Professor James Oakes offers a new look at Lincoln, how he interpreted the Constitution, and his approach to emancipation and abolition, in a new book.

Professor James Oakes and the cover of his latest book, "The Crooked Path to Abolition: Abraham Lincoln and the Antislavery Constitution."

Was the Constitution as written by the Founding Fathers an inherently proslavery or antislavery document? And was Abraham Lincoln "a secular saint, the man who freed millions of slaves with the stroke of his hand," "a reluctant emancipator, an instinctive conservative whose willingness to attack slavery was held in check by his inability to imagine that Black people, once freed, could live as equals among white Americans?"

Both versions of Lincoln assume he had "enormous powers that he simply did not have," writes Distinguished Professor James Oakes (History) in a new book, The Crooked Path to Abolition: Abraham Lincoln and the Antislavery Constitution.

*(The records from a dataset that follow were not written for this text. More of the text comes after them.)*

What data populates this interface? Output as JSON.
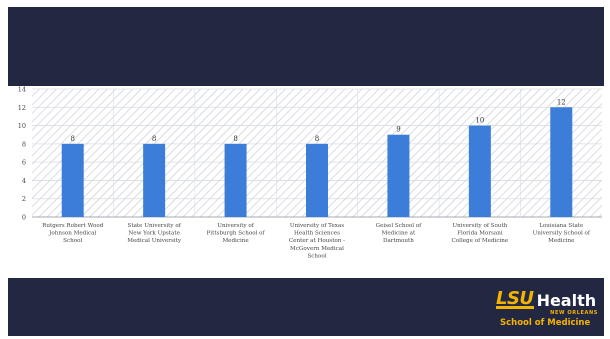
{
  "chart_data": {
    "type": "bar",
    "categories": [
      "Rutgers Robert Wood Johnson Medical School",
      "State University of New York Upstate Medical University",
      "University of Pittsburgh School of Medicine",
      "University of Texas Health Sciences Center at Houston - McGovern Medical School",
      "Geisel School of Medicine at Dartmouth",
      "University of South Florida Morsani College of Medicine",
      "Louisiana State University School of Medicine"
    ],
    "category_lines": [
      [
        "Rutgers Robert Wood",
        "Johnson Medical",
        "School"
      ],
      [
        "State University of",
        "New York Upstate",
        "Medical University"
      ],
      [
        "University of",
        "Pittsburgh School of",
        "Medicine"
      ],
      [
        "University of Texas",
        "Health Sciences",
        "Center at Houston -",
        "McGovern Medical",
        "School"
      ],
      [
        "Geisel School of",
        "Medicine at",
        "Dartmouth"
      ],
      [
        "University of South",
        "Florida Morsani",
        "College of Medicine"
      ],
      [
        "Louisiana State",
        "University School of",
        "Medicine"
      ]
    ],
    "values": [
      8,
      8,
      8,
      8,
      9,
      10,
      12
    ],
    "title": "",
    "xlabel": "",
    "ylabel": "",
    "ylim": [
      0,
      14
    ],
    "yticks": [
      0,
      2,
      4,
      6,
      8,
      10,
      12,
      14
    ],
    "grid": true,
    "legend": "none",
    "bar_color": "#3b7dd8",
    "background_pattern": "diagonal-hatch"
  },
  "logo": {
    "brand": "LSU",
    "product": "Health",
    "location": "NEW ORLEANS",
    "unit": "School of Medicine",
    "gold_color": "#f5b301"
  },
  "theme": {
    "slide_background": "#232842",
    "panel_background": "#ffffff"
  }
}
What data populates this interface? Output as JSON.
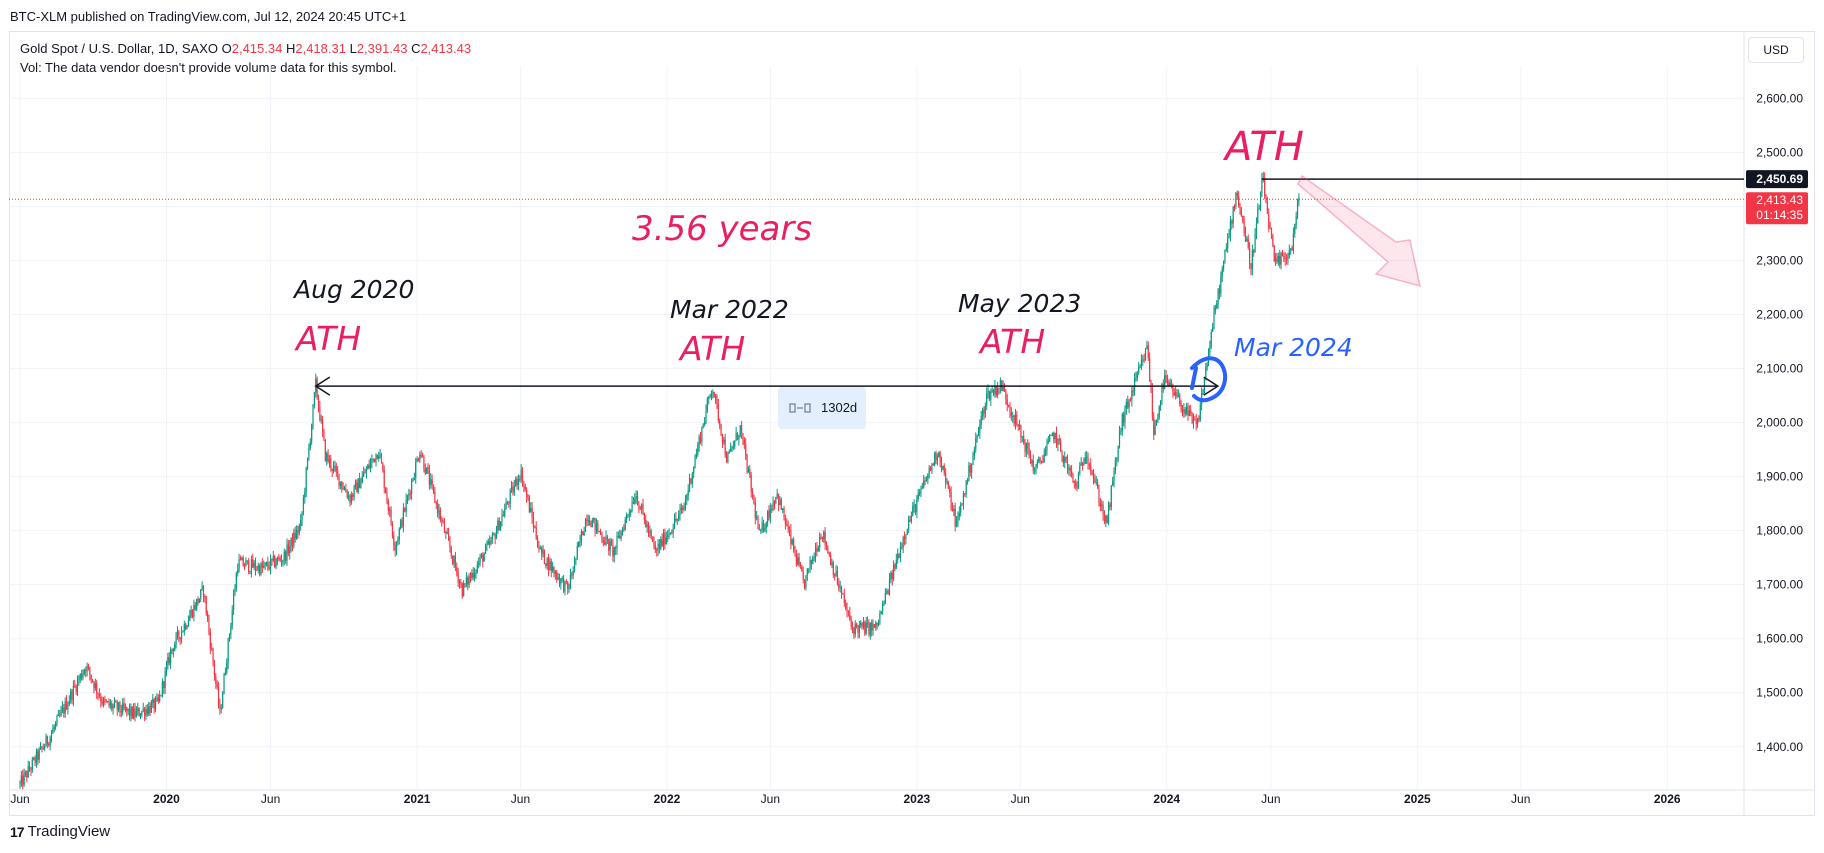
{
  "header": {
    "published": "BTC-XLM published on TradingView.com, Jul 12, 2024 20:45 UTC+1"
  },
  "legend": {
    "symbol": "Gold Spot / U.S. Dollar, 1D, SAXO",
    "open_label": "O",
    "open": "2,415.34",
    "high_label": "H",
    "high": "2,418.31",
    "low_label": "L",
    "low": "2,391.43",
    "close_label": "C",
    "close": "2,413.43",
    "volume_note": "Vol: The data vendor doesn't provide volume data for this symbol."
  },
  "currency": "USD",
  "footer": {
    "logo": "17",
    "brand": "TradingView"
  },
  "colors": {
    "up": "#089981",
    "down": "#f23645",
    "annotation_pink": "#e91e63",
    "annotation_blue": "#2962ff",
    "price_tag": "#f23645"
  },
  "chart_data": {
    "type": "candlestick",
    "title": "Gold Spot / U.S. Dollar, 1D, SAXO",
    "x_tick_labels": [
      "Jun",
      "2020",
      "Jun",
      "2021",
      "Jun",
      "2022",
      "Jun",
      "2023",
      "Jun",
      "2024",
      "Jun",
      "2025",
      "Jun",
      "2026"
    ],
    "x_tick_dates": [
      "2019-06-01",
      "2020-01-01",
      "2020-06-01",
      "2021-01-01",
      "2021-06-01",
      "2022-01-01",
      "2022-06-01",
      "2023-01-01",
      "2023-06-01",
      "2024-01-01",
      "2024-06-01",
      "2025-01-01",
      "2025-06-01",
      "2026-01-01"
    ],
    "y_tick_labels": [
      "2,600.00",
      "2,500.00",
      "2,400.00",
      "2,300.00",
      "2,200.00",
      "2,100.00",
      "2,000.00",
      "1,900.00",
      "1,800.00",
      "1,700.00",
      "1,600.00",
      "1,500.00",
      "1,400.00"
    ],
    "ylim": [
      1320,
      2660
    ],
    "xlim": [
      "2019-06-01",
      "2026-04-10"
    ],
    "price_path": [
      [
        "2019-06-01",
        1330
      ],
      [
        "2019-07-15",
        1420
      ],
      [
        "2019-09-05",
        1550
      ],
      [
        "2019-10-01",
        1480
      ],
      [
        "2019-11-15",
        1460
      ],
      [
        "2019-12-20",
        1480
      ],
      [
        "2020-01-08",
        1580
      ],
      [
        "2020-02-24",
        1690
      ],
      [
        "2020-03-19",
        1460
      ],
      [
        "2020-04-14",
        1740
      ],
      [
        "2020-05-20",
        1730
      ],
      [
        "2020-06-20",
        1750
      ],
      [
        "2020-07-15",
        1810
      ],
      [
        "2020-08-06",
        2070
      ],
      [
        "2020-08-20",
        1940
      ],
      [
        "2020-09-25",
        1860
      ],
      [
        "2020-11-06",
        1950
      ],
      [
        "2020-11-30",
        1770
      ],
      [
        "2021-01-05",
        1950
      ],
      [
        "2021-03-08",
        1690
      ],
      [
        "2021-04-20",
        1780
      ],
      [
        "2021-06-01",
        1910
      ],
      [
        "2021-06-30",
        1760
      ],
      [
        "2021-08-09",
        1690
      ],
      [
        "2021-09-06",
        1830
      ],
      [
        "2021-10-15",
        1760
      ],
      [
        "2021-11-16",
        1870
      ],
      [
        "2021-12-15",
        1760
      ],
      [
        "2022-01-25",
        1840
      ],
      [
        "2022-03-08",
        2070
      ],
      [
        "2022-03-30",
        1930
      ],
      [
        "2022-04-18",
        1990
      ],
      [
        "2022-05-16",
        1790
      ],
      [
        "2022-06-10",
        1870
      ],
      [
        "2022-07-20",
        1700
      ],
      [
        "2022-08-15",
        1800
      ],
      [
        "2022-09-28",
        1620
      ],
      [
        "2022-11-03",
        1620
      ],
      [
        "2022-12-15",
        1800
      ],
      [
        "2023-02-01",
        1950
      ],
      [
        "2023-02-28",
        1810
      ],
      [
        "2023-04-13",
        2050
      ],
      [
        "2023-05-04",
        2070
      ],
      [
        "2023-06-23",
        1910
      ],
      [
        "2023-07-20",
        1980
      ],
      [
        "2023-08-21",
        1880
      ],
      [
        "2023-09-05",
        1950
      ],
      [
        "2023-10-05",
        1810
      ],
      [
        "2023-10-27",
        2000
      ],
      [
        "2023-12-04",
        2140
      ],
      [
        "2023-12-13",
        1980
      ],
      [
        "2023-12-28",
        2080
      ],
      [
        "2024-02-14",
        1990
      ],
      [
        "2024-03-08",
        2180
      ],
      [
        "2024-04-12",
        2430
      ],
      [
        "2024-05-03",
        2290
      ],
      [
        "2024-05-20",
        2450
      ],
      [
        "2024-06-07",
        2290
      ],
      [
        "2024-07-01",
        2320
      ],
      [
        "2024-07-12",
        2413
      ]
    ],
    "last_price": {
      "value": 2413.43,
      "label": "2,413.43",
      "countdown": "01:14:35"
    },
    "ath_level": {
      "value": 2450.69,
      "label": "2,450.69"
    },
    "range_measure": {
      "label": "1302d",
      "from": "2020-08-06",
      "to": "2024-03-01",
      "price": 2075
    }
  },
  "annotations": {
    "ath_top": "ATH",
    "duration": "3.56 years",
    "aug2020_date": "Aug 2020",
    "aug2020_ath": "ATH",
    "mar2022_date": "Mar 2022",
    "mar2022_ath": "ATH",
    "may2023_date": "May 2023",
    "may2023_ath": "ATH",
    "mar2024_date": "Mar 2024"
  }
}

Oakes proposes a "third Lincoln" whose "deliberate approach to emancipation and abolition" reflected a commitment to consensus along with a deep belief that "the promise of fundamental human equality," as embodied in the Declaration of Independence, "was flatly incompatible with slavery."

Oakes notes that Lincoln never joined an abolitionist society, never endorsed defiance of the Fugitive Slave Act, and "rarely referred" to slavery's "gruesome features." He "never called for the immediate emancipation of the slaves ... and never endorsed the civil or political equality of blacks and whites." Nor did he claim that the Constitution gave Congress the power to abolish slavery in the states. Despite that, Oakes says, Lincoln hated slavery as much as any abolitionist, and "openly attacked slavery as a social, political, and moral evil."

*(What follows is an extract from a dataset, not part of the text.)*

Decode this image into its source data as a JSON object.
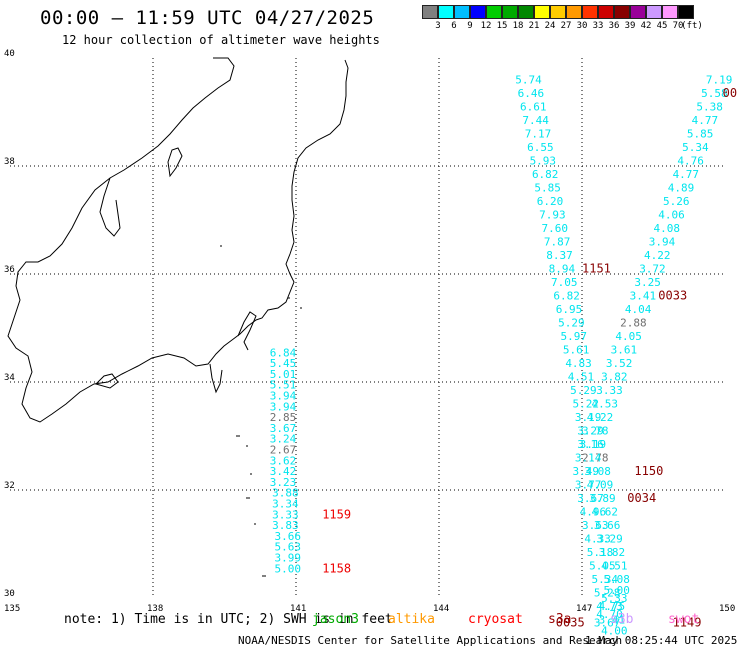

The Crooked Path to Abolition was reviewed in both The Wall Street Journal and The New York Times, which called it a "very solid, carefully and rigorously argued book" showing "how antislavery constitutionalism emerged in a dialectical struggle with pro-slavery constitutionalism in antebellum America."

Oakes says that Lincoln — in keeping with the conventional wisdom of millions of Northerners and most of their Congressional representatives —  viewed the Constitution as an antislavery document. In this interpretation, the Constitution gave the federal government power to abolish the Atlantic slave trade, ban slavery from the territories and in Washington, D.C., protect the due process rights of fugitive slaves, and emancipate slaves in wartime.
In contrast, slaveholders viewed the Constitution as inherently proslavery because of the fugitive slave clause and because it counted enslaved persons as three-fifths of a person, which increased the political clout of slaveholding states.

Those two competing views of the Constitution "emerged in reaction to each other" Oakes writes, with "each side solemnly invoking the text produced by the founders." Oakes says his own view is that the document can be read either way, but that "the antislavery reading now strikes me as more compelling — and the proslavery reading less persuasive —  than I once believed." Oakes says one of the "least understood" features of Lincoln's presidency was his use of the Emancipation Proclamation as a "tool" for "exerting pressure" on states to abolish slavery on their own. He also believed the proclamation was "not enough" to ensure slavery's demise. The ratification of the 13th Amendment, which required three-fourth of states supporting it, was an essential final step made possible because of the secession of slave states and admission of new free states.